Три европейские истории
Три истории. Реж. Кира Муратова, 1997
В названии последнего фильма Киры Муратовой нет ничего. Оно абсолютно нейтрально с точки зрения смысла, стиля, оно не дает никаких авансов и обещаний. Сегодня, в данных обстоятельствах времени, замысла и настроения для Муратовой в назывании своего кинопроизведения актуальна максимальная закрытость и краткость, простота и прямота. От метафоричности и глубокомысленного назидания — через формальное отождествление названия с главным героем (что по сути уже лишает его собственных композиционных возможностей) — Муратова приходит к открытому подзаголовку: вы увидите три истории, рассказанные мной, Кирой Муратовой. В моей бесконечной вселенной я покажу вам еще три маленьких уголка. Три фрагмента.
По всей видимости, главное привходящее обстоятельство, сыгравшее роль в создании последнего фильма Муратовой, — это ее окончательное утверждение как крупного и независимого европейского автора, находящегося скорее не в национальной кинотрадиции, а в некоем предметном географическом колорите. Таковым и становится Одесса — теплая, старая приморская земля с зоопарками, белыми колоннадами, рассохшимися старыми террасами и горами бледно-желтых яблок. Этот город полон старомодных вещей, используемых по назначению: шкафы — для сокрытия трупов, чулки — для удушения доверчивых дев, мышеловки — для хранения отравы. В этом пространстве Муратова, очевидно, делает попытку рассказать три свои истории именно так, как они происходили, не больше не меньше — без скидок на зрителя, конъюнктуру и статус прижизненного классика. Она оставляет за собой право на частное, единичное высказывание, на пренебрежение крупной формой, на любование фактурами и подробностями, на тихую улыбку усталого мастера.

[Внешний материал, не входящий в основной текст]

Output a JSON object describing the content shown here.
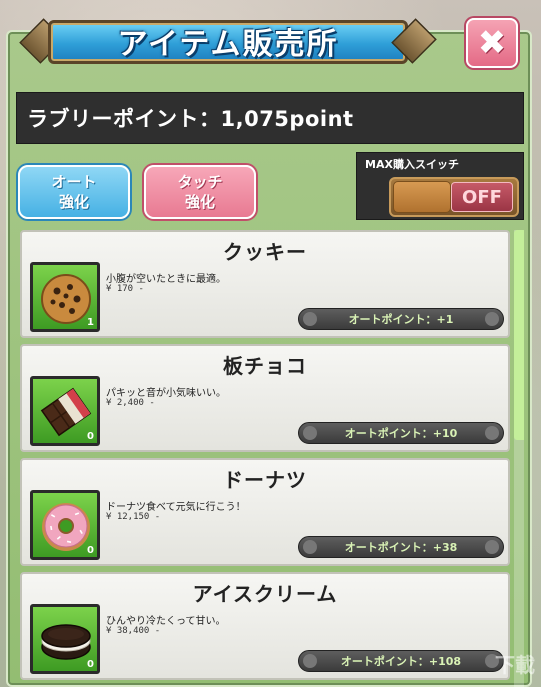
{
  "window": {
    "title": "アイテム販売所",
    "close_label": "✖"
  },
  "points": {
    "text": "ラブリーポイント：1,075point"
  },
  "tabs": [
    {
      "label_line1": "オート",
      "label_line2": "強化"
    },
    {
      "label_line1": "タッチ",
      "label_line2": "強化"
    }
  ],
  "max_switch": {
    "label": "MAX購入スイッチ",
    "state": "OFF"
  },
  "items": [
    {
      "name": "クッキー",
      "desc": "小腹が空いたときに最適。",
      "price": "¥ 170 -",
      "count": "1",
      "auto_point": "オートポイント：+1",
      "icon": "cookie-icon"
    },
    {
      "name": "板チョコ",
      "desc": "パキッと音が小気味いい。",
      "price": "¥ 2,400 -",
      "count": "0",
      "auto_point": "オートポイント：+10",
      "icon": "chocolate-bar-icon"
    },
    {
      "name": "ドーナツ",
      "desc": "ドーナツ食べて元気に行こう！",
      "price": "¥ 12,150 -",
      "count": "0",
      "auto_point": "オートポイント：+38",
      "icon": "donut-icon"
    },
    {
      "name": "アイスクリーム",
      "desc": "ひんやり冷たくって甘い。",
      "price": "¥ 38,400 -",
      "count": "0",
      "auto_point": "オートポイント：+108",
      "icon": "ice-cream-sandwich-icon"
    }
  ],
  "scroll": {
    "position": 0
  },
  "watermark": {
    "text": "下載"
  }
}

В первой новелле Кира Муратова реализует заявленное право с блестящей смелостью и свободой. Мимесис Сергея Маковецкого в первых кадрах, это настоящее актерское слияние телесного и духовного, при всей своей шаловливой бессмысленности становится куда более сильным эстетическим переживанием, чем многие часы торжественных и глубокомысленных красивостей, отснятых на пленку. Первую новеллу нельзя пересказать, она действительно — искусно выполненный фрагмент, осколок, в котором отражается и присутствует оставшееся за рамками кадра целое. В ней слышны самоценные, остраненные, предсказанные эстетикой абсурда муратовские диалоги, в ней уместна и точна галерея разъятых, лишь слегка объединенных в неназойливом сюжете персонажей. В ней много воздуха, иронии и светлой теплой грусти.
Вторая новелла полностью перечеркивает скромность амбиций автора первой. Тяжеловесная монументальность, конкретность мотиваций героини и, конечно же, человеческий магнетизм Ренаты Литвиновой и Ивана Охлобыстина, во много раз превосходящий их дар актерского перевоплощения, делают сравнение и соседство новелл, вторая из которых едва ли может носить это скромное жанровое определение, просто невозможными. Конечно, местами за излишне строгой и стройной драматургической конструкцией просвечивают знакомые атрибуты «фильма Муратовой» — эпизод со старухами — матерью и дочерью, нянечки, неподражаемая мать Офы, — но охлобыстинское «матку надо лечить, матку» звенит в ушах и мешает расслышать реплики, из которых Муратова обычно так тщательно выкладывала мозаику бездумной, словно никем конкретно не произносимой — речи.
Третья новелла призвана была, по всей видимости, стать столь же необязательной и чарующе-импровизационной, что и первая. Идея воскресить погубленную героем Маковецкого витальность в Лиле Мурлыкиной (так зовут и актрису, и героиню), чтобы та отомстила за себя мудрому старику, двойнику своего убийцы, могла бы спасти композицию «Историй», связав новеллы воедино. Но режиссера подвел блистательный Олег Павлович Табаков, играющий тонко, мудро, с ювелирной точностью каждого слова, но при этом с абсолютной, классической прямолинейностью верного сына системы Станиславского. И тут дело не в поколении (играет же Юрский Ионеско), а в изначальной этической «громкости» третьей истории, в ее несоответствии муратовской интонации обитательницы ivory tower.
«Три истории» действительно получились разные, и это правильно, но при этом у них осталось так мало общего, что исчезла почва для объединения. Кира Муратова, попеременно примеряя маски усталого мэтра, story-teller’a и перебесившегося имморалиста, так и не остановилась ни на одной из них. Будем надеяться, что следующий отрезок пути будет пройден уже без страха и сожаления об утраченных опорах.